In 1999, minor modifications to the building’s interiors were made. At the time, however, accessibility and safety standards were different, and the range of social services then offered to the public was narrower.

“When we started here, we might have had a little over 70 staff. Now we have over 150 staff, and we have a lot more programs than we did in the past,” Thibault said.

During an open house on Jan. 30, residents had the chance to review detailed prints of the design plans. Joanne Kilby-Coulas, a Centretown resident who has taken full advantage of the facility’s cooking programs, said she was pleased with the planned makeover.

“This community has been growing a lot in population in the six years that I’ve lived here, so the need is there,” she said.

Being visually impaired, she arrived at the open house somewhat worried about the entire renovation process, but left excited.

“My biggest thing is that the centre will be renovated so well that it’s going to be accessible to everyone,” she said. “Once it’s all done, it’s going to be the greatest thing ever in this community, and I’m happy.”

For Linda Wilson, a retired federal public servant, the overhaul carries extra meaning.

“It’s gratifying to see,” said Wilson, who has served on the CCHC’s board of directors since 2012. “A lot of very tough work was done through the last six months.”

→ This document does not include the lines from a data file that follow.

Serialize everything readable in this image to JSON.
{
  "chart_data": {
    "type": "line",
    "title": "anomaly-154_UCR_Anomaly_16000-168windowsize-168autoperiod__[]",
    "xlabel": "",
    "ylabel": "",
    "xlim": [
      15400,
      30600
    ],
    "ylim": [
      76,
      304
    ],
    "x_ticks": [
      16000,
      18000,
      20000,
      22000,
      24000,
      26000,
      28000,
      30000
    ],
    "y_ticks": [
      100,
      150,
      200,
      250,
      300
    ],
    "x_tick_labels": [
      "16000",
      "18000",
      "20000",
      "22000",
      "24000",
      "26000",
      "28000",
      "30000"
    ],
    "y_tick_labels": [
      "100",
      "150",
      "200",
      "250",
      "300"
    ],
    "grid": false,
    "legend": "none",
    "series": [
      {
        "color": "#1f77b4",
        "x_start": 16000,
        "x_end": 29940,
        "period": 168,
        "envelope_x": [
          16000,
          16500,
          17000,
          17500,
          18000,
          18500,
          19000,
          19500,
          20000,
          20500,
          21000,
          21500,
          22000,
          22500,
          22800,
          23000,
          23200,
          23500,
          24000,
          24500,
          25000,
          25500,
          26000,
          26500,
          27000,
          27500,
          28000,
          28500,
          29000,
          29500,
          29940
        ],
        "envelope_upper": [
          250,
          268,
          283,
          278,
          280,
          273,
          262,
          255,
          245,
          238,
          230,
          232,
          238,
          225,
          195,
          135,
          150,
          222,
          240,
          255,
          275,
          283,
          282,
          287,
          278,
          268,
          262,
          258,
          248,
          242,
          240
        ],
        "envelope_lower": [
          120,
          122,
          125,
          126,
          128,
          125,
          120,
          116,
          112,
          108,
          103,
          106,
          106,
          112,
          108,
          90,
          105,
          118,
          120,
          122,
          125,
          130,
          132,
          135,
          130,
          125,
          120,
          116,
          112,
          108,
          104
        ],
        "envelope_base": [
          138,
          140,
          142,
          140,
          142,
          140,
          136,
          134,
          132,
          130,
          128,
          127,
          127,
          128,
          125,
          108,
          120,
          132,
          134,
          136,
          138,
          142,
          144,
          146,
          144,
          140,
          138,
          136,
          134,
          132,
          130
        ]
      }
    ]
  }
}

That will clearly continue, she said, as management tries to minimize inconvenience for its 15,000 or so clients.

“At the end of the day, we will be coming out of this with a centre that is better designed and organized to serve our community.”

The Government of Ontario is providing most of the funding, with a small contribution from the City of Ottawa. The renovations are to conclude in 2019, when staff will be celebrating the centre’s 50th anniversary.